Но вот, когда наступает десятиминутный перерыв — надо дать лошадям передохнуть, — мой взгляд бездумно скользит по горизонту. Вдали синеют луга с копнами и косарями, кругом, куда ни кинешь взгляд, гладкая равнина, плавно сливающаяся с небом, и только за опушкой торчит похожий на зубочистку, причудливый силуэт башни. Да ведь это же (я испуганно вздрагиваю), это же ее башня с террасой: и вновь мною овладевают те же мысли, против воли я опять смотрю в ту сторону и вспоминаю: сейчас восемь часов, она давно проснулась и думает обо мне. Быть может, к ее постели подошел отец, и они говорят обо мне, или она не дает покоя Илоне и слуге, без конца спрашивая, нет ли ей долгожданной весточки (все-таки я должен был написать ей), или, быть может, она уже поднялась на террасу и сейчас, вцепившись в перила, глядит сюда, точно так же, как я, не отводя глаз, смотрю на башню. И едва я успеваю подумать, что кто-то там тоскует обо мне, как уже чувствую хорошо знакомое, жаркое биение в груди, — я знаю, это неумолимые когти жалости; и хотя в этот миг все опять приходит в движение, со всех сторон несутся слова команды и взводы то галопом, то карьером мчатся вперед, а сам я в невообразимой сутолоке тоже выкрикиваю: «Напра-во!», «Нале-во!» — мысли мои уже далеко: в глубине души я думаю только об одном, о чем не хочу и не должен думать.

«Проклятие!
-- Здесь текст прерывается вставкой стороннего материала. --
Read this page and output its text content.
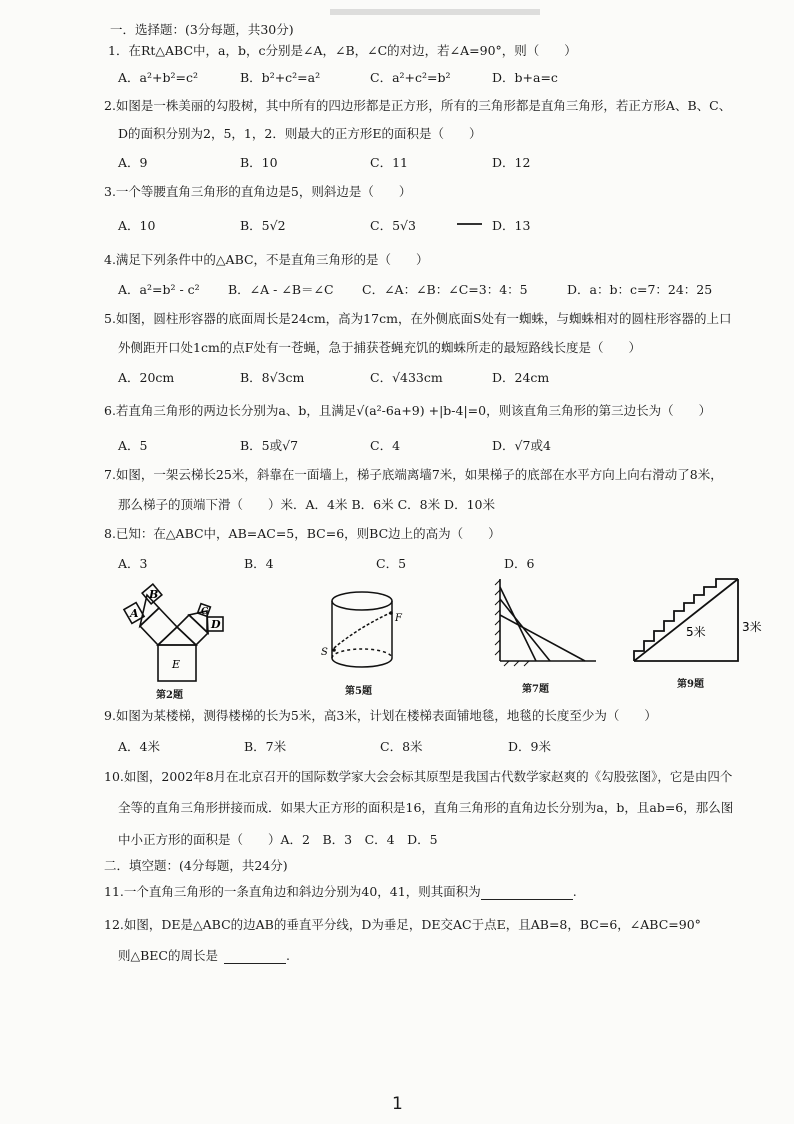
一．选择题：(3分每题，共30分)
1．在Rt△ABC中，a，b，c分别是∠A，∠B，∠C的对边，若∠A=90°，则（　　）
A．a²+b²=c²	B．b²+c²=a²	C．a²+c²=b²	D．b+a=c
2.如图是一株美丽的勾股树，其中所有的四边形都是正方形，所有的三角形都是直角三角形，若正方形A、B、C、
D的面积分别为2，5，1，2．则最大的正方形E的面积是（　　）
A．9	B．10	C．11	D．12
3.一个等腰直角三角形的直角边是5，则斜边是（　　）
A．10	B．5√2	C．5√3	D．13
4.满足下列条件中的△ABC，不是直角三角形的是（　　）
A．a²=b² - c² B．∠A - ∠B＝∠C C．∠A：∠B：∠C=3：4：5	D．a：b：c=7：24：25
5.如图，圆柱形容器的底面周长是24cm，高为17cm，在外侧底面S处有一蜘蛛，与蜘蛛相对的圆柱形容器的上口
外侧距开口处1cm的点F处有一苍蝇，急于捕获苍蝇充饥的蜘蛛所走的最短路线长度是（　　）
A．20cm	B．8√3cm	C．√433cm	D．24cm
6.若直角三角形的两边长分别为a、b，且满足√(a²-6a+9) +|b-4|=0，则该直角三角形的第三边长为（　　）
A．5	B．5或√7	C．4	D．√7或4
7.如图，一架云梯长25米，斜靠在一面墙上，梯子底端离墙7米，如果梯子的底部在水平方向上向右滑动了8米，
那么梯子的顶端下滑（　　）米．A．4米 B．6米 C．8米 D．10米
8.已知：在△ABC中，AB=AC=5，BC=6，则BC边上的高为（　　）
A．3	B．4	C．5	D．6
A
B
C
D
E
第2题
F
S
第5题	第7题
5米	3米
第9题
9.如图为某楼梯，测得楼梯的长为5米，高3米，计划在楼梯表面铺地毯，地毯的长度至少为（　　）
A．4米	B．7米	C．8米	D．9米
10.如图，2002年8月在北京召开的国际数学家大会会标其原型是我国古代数学家赵爽的《勾股弦图》，它是由四个
全等的直角三角形拼接而成．如果大正方形的面积是16，直角三角形的直角边长分别为a，b，且ab=6，那么图
中小正方形的面积是（　　）A．2　B．3　C．4　D．5
二．填空题：(4分每题，共24分)
11.一个直角三角形的一条直角边和斜边分别为40，41，则其面积为	.
12.如图，DE是△ABC的边AB的垂直平分线，D为垂足，DE交AC于点E，且AB=8，BC=6，∠ABC=90°
则△BEC的周长是	.
1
Что за свинство? Отставить. Назад, болваны!» Это полковник Бубенчич с побагровевшим от злости лицом скачет к нам, ругаясь на весь плац. И он не так уж не прав, наш полковник. По-видимому, кто-то неправильно подал команду, ибо два взвода — один из них мой, — которым полагалось разворачиваться параллельно, на полном карьере наскочили друг на друга и смешали ряды. Некоторые лошади с испугу понесли, другие встали на дыбы, один улан попал под копыта, и над всем этим яростная брань, лязг, звон, ржанье, топот — настоящий бой, да и только. Но вот офицеры, чертыхаясь, кое-как растаскивают шумную свалку, эскадроны выстраиваются и по сигналу горниста смыкают ряды. Воцаряется грозная тишина; всем понятно, что теперь придется держать ответ. Взмыленные кони, еще не успокоившись после столкновения и, быть может, чувствуя скрытую нервозность всадников, переступают, дрожа, с ноги на ногу, длинная линия киверов чуть колеблется, как телеграфный провод на ветру. И вот в эту тревожную тишину въезжает полковник. Уже по тому, как он, привстав на стременах, раздраженно постукивает хлыстом по сапогу, мы чувствуем, что сейчас разразится гроза. Еле заметное движение поводьев, и его лошадь останавливается. Затем над всем плацем раздается резкое, отрывистое, как удар топора: «Лейтенант Гофмиллер!»